When discussing health challenges people are quick to overlook digestion as a root cause of the issue, but recently people have started to overstep the bounds of what we can prove when it comes to gut health.
Now If we can’t properly break down and use the nutrients from foods we eat on a daily basis then yes we will lack the fundamental raw materials the body requires to make hormones, recover, repair and function properly.
The big thing to keep in mind is that gut health while very important is not the cure all some people are claiming it to be, and there’s a lot of claims made that are plain untrue such as gut health stopping someone from losing body fat.
Fat loss is a calorie balance equation and microbes and or poor digestion can not change that, while they may make you feel bloated that is not true body fat.
A future blog is going to be devoted to how dysfunction can take place at each stage of digestion, and how to address the underlying problem, not just the symptom of the problem.
It's important to understand how things work before trying to understand the reason for dysfunction
Where It All Begins: The Brain
We have the rest and digest (think relaxing and eating) or fight, flight and freeze (think an argument with a stranger or doing a boxing class) states.
To be able to properly digest foods you need to be in the rest and digest state, as this allows your body to prepare for the process of breaking down and digesting food.
By taking the time to cook, smell, touch and just be around your food before eating it your body is allowed to prepare for food and you dive into the rest and digest state.
The salivary glands secrete saliva, and the stomach starts to release the proper gastric juice in anticipation of food.
The Physical Gatekeeper: The Mouth
The mouth is where chemical and mechanical breakdown of the foods begin with our chewing.
Our mother was right when she told us to chew our food well as it can be a really helpful step in improving your digestion.
Saliva contains an enzyme named amylase which begins the breakdown of carbohydrates in the mouth.
The more we chew our foods and break them down, the less our stomach has to pick up the slack left by our lazy jaw habits.
Interestingly enough some indigenous cultures that eat a very high carb diet naturally have much higher levels of amylase in their saliva
Big Poppa: The Stomach
When you food is swallowed it travels down the esophagus and enters into one of the most important organs of the digestive system, the stomach.
Because you did such a great job chewing your food the brain and stomach knew food was on the way.
Your stomach prepared for the that food by releasing the highly acidic gastric juices that are necessarily in this stage of digestion.
Those digestive juices include hydrochloric acid (HCL) and pepsinogen/pepsin.
The acidity of the stomach is important for killing bacteria and parasites from outside the body and from food as well.

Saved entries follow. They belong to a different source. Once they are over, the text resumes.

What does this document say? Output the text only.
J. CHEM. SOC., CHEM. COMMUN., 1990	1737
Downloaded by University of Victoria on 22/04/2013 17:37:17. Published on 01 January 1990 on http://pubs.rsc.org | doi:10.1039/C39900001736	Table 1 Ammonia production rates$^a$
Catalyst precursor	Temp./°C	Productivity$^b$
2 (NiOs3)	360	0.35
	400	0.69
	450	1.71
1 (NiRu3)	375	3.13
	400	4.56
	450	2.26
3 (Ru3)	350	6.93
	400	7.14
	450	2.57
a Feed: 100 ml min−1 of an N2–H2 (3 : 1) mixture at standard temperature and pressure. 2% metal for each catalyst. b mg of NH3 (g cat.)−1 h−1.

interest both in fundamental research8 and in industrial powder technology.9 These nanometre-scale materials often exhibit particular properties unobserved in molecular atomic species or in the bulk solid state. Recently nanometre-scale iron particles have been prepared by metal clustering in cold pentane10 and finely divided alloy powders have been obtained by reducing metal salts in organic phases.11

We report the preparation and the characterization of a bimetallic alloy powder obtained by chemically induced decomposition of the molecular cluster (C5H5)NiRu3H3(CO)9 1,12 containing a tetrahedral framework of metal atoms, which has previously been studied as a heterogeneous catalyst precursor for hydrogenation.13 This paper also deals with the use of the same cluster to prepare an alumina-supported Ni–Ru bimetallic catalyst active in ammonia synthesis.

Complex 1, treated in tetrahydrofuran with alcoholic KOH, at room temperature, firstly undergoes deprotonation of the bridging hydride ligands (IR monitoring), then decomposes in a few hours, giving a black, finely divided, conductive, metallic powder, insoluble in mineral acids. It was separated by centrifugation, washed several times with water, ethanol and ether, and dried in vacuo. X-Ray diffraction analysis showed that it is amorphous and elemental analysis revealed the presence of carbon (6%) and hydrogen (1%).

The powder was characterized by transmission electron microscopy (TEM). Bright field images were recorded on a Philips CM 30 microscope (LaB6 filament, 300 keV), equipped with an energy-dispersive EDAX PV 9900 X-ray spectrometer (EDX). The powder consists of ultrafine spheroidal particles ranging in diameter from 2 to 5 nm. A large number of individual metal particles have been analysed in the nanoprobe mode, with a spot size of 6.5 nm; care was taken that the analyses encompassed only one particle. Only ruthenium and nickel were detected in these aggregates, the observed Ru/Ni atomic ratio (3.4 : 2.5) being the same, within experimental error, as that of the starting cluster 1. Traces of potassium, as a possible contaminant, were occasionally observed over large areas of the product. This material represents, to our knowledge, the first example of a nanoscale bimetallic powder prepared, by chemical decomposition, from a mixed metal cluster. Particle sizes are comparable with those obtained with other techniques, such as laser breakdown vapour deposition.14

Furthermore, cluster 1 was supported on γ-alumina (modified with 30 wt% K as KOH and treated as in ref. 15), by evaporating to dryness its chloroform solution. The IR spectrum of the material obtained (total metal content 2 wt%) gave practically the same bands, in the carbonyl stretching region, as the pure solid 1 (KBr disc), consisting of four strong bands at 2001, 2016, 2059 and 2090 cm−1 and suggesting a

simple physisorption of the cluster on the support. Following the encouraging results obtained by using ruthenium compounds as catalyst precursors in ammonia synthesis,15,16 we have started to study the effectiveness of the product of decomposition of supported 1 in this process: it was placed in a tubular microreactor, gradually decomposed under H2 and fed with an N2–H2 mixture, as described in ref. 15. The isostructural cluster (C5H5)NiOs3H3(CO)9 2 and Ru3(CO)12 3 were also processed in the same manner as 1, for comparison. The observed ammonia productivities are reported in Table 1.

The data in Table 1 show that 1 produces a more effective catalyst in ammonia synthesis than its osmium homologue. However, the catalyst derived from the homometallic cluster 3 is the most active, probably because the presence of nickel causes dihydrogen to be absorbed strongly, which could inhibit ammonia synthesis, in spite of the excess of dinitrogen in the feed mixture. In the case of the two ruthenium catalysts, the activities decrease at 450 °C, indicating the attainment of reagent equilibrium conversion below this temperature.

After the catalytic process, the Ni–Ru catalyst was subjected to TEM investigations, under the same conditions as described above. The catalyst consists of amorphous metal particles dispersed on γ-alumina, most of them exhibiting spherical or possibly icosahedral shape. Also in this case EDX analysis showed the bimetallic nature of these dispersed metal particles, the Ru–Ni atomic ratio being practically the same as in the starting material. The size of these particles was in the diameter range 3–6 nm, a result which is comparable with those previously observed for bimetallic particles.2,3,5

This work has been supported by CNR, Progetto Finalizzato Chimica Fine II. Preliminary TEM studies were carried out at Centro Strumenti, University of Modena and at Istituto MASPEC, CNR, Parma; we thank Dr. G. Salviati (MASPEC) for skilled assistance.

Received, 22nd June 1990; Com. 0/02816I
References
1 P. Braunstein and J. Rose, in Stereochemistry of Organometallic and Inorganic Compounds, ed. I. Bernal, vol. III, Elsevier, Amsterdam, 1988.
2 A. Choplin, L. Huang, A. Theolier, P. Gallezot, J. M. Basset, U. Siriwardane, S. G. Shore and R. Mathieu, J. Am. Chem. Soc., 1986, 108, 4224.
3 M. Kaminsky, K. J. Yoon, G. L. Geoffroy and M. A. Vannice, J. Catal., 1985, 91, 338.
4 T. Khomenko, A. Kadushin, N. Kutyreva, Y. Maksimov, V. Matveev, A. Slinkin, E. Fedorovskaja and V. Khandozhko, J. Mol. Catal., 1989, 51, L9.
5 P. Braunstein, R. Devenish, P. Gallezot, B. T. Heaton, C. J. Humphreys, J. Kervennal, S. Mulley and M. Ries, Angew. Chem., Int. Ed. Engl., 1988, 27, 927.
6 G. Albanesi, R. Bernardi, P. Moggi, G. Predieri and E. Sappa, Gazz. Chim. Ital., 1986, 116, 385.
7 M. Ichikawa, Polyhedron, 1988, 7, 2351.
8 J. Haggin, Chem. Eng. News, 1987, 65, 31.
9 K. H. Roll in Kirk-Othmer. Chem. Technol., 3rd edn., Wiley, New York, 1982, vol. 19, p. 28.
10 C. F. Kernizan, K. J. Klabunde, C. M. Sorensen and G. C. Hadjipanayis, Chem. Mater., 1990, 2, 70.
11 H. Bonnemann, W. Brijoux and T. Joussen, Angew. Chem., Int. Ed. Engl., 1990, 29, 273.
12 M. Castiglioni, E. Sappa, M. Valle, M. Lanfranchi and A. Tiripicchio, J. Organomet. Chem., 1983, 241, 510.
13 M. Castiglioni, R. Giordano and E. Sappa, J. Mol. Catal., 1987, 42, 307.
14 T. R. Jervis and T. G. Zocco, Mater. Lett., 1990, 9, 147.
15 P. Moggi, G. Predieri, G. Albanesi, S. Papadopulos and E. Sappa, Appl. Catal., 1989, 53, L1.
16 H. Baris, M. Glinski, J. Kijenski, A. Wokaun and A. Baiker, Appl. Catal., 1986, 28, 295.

The acidity of the stomach is important for activating pepsin which breaks down proteins.
When the food arrives in the stomach it is coated in HCL further mechanically and chemically broken down and mixed until it becomes an acidic “paste”.
I know this sounds gross but its what happens every time we eat…
This very acidic paste named chyme is then released into the upper part of the small intestine.
Small Intestine: An Organ and Gland
The small intestine secretes two important hormones into the bloodstream: Secretin and Cholecystokinin (CCK).
Secretin triggers the pancreas to release bicarbonate and pancreatic juices. Bicarbonate reduces the acidity of the chyme so it doesn’t burn the small intestine.
CCK signals the gallbladder to release bile, which is released to break down and absorb fats.
Pancreatic enzymes are released that breakdown of protein, fats and carbs once the chyme is less acidic.
Carbohydrates become glucose molecules, proteins becomes amino acids and peptides and fats are broken down into fatty acids and glycerol molecules.
By the time that the chyme leaves the small intestine it is almost completely digested, but not yet absorbed.
Millions of small finger like projections named villi stick up from the small intestine with the important job of absorbing the nutrient molecules.
The nutrient molecules are distributed throughout the body where needed. The leftover chyme consisting of indigestible fibers, bile and water get passed into large intestine (colon).
The Great Recycler: The Large Intestine
In the large intestine water is reabsorbed and recycled, and any lost nutrients that are still available are converted to fuel to nourish the colon cells and bacteria.
This colon also where the majority of the bacteria in your digestive system live as well.
These bacteria play numerous roles in everything from helping with digestion all the way to producing the Vitamin K2 thats import for bone and cardiovascular health.
These gut bacteria can impact mood and much more, however that is a subject for another blog! The digestive journey comes to an end with the forming and expulsion of the feces.